Berman’s work deals with the spaces we occupy. Corporeal, haptic, cerebal, societal. Space as an extension of self. Clothing, textiles, the domestic interior and the female body provide the platform for an exploration of materiality through painting, weaving, assemblage, collage and drawing.
Berman has had solo shows in London, Hong Kong, LA and New York as well as being included in multiple group shows both in the UK and abroad. Her work is held in a number of private collections and institutions.
A dialogue between painting and textiles. Feeding into each other, joining at the seams, meeting in uncomfortable places. There is a bleed in my work; a contamination. I can attempt a sanitization, a cleaning up of the domestic detritus into a cupboard marked ‘Practice’ but the bleed is the point, the uncomfortable nooks of the female bodily experience. This is the issue. Pass me a tissue so I can clean it all up for you and put something on. Clothing as objects of confinement, of protection, of identity, of safety. Inside. Outside.
Painting is a game of materiality. The visceral qualities of paint. Layered, built up, scraped back and bruised. Emerging from violence of its own making. Searching.

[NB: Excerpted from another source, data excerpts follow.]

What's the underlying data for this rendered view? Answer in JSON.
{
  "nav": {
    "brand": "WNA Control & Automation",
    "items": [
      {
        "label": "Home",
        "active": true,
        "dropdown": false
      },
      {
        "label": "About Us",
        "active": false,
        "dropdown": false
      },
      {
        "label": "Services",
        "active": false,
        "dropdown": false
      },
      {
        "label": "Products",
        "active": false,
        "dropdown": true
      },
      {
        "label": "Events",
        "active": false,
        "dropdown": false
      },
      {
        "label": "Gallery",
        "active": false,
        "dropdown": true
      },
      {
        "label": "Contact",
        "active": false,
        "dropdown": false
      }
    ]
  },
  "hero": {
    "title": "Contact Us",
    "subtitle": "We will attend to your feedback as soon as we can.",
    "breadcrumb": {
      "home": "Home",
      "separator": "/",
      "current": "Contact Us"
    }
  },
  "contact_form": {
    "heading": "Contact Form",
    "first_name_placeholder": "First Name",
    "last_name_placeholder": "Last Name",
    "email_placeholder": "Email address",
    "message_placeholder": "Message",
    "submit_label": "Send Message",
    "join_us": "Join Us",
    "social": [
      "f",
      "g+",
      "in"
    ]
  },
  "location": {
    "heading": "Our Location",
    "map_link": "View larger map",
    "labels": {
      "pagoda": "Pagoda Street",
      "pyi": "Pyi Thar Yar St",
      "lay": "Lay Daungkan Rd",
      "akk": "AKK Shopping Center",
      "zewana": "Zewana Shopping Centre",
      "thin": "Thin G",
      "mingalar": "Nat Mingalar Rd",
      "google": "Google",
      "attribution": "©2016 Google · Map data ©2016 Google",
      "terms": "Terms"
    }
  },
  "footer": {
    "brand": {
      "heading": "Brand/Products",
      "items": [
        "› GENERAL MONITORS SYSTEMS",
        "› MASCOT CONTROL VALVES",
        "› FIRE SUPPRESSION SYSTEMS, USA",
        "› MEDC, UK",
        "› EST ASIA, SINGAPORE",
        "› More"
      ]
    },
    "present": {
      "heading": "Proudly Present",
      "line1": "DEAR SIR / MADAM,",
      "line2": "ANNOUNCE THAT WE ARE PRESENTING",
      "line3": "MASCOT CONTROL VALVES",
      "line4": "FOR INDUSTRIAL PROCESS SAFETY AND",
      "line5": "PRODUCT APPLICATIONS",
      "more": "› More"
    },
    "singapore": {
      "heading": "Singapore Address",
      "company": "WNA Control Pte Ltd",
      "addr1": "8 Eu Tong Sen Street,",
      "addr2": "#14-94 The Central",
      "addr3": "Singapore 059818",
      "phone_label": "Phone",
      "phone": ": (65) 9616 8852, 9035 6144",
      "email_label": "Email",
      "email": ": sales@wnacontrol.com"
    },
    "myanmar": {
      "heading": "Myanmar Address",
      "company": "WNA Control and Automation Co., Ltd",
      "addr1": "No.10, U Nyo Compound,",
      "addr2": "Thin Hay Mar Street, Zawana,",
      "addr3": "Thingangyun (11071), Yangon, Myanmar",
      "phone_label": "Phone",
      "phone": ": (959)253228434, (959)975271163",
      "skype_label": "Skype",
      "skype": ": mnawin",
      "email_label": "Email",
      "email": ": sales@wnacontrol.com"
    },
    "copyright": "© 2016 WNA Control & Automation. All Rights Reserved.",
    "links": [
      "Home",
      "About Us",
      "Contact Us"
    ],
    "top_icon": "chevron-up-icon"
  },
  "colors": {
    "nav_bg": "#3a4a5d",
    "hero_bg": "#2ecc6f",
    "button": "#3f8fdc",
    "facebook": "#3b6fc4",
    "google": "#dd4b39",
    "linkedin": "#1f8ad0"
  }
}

It is important to start any search with a map of the road to nowhere. My map is The Harlequin. An outfit, a costume The perfect disguise. The perfect reveal. It all starts with her. The Harlequin as a Woman is No Joker. She is the Trickster Whore. The Witch, the Shrew, the Sorceress with the voice of a Harpy. Fear her with her big mouth, her bloody gash. But I digress, I transgress. Me and My Big Mouth.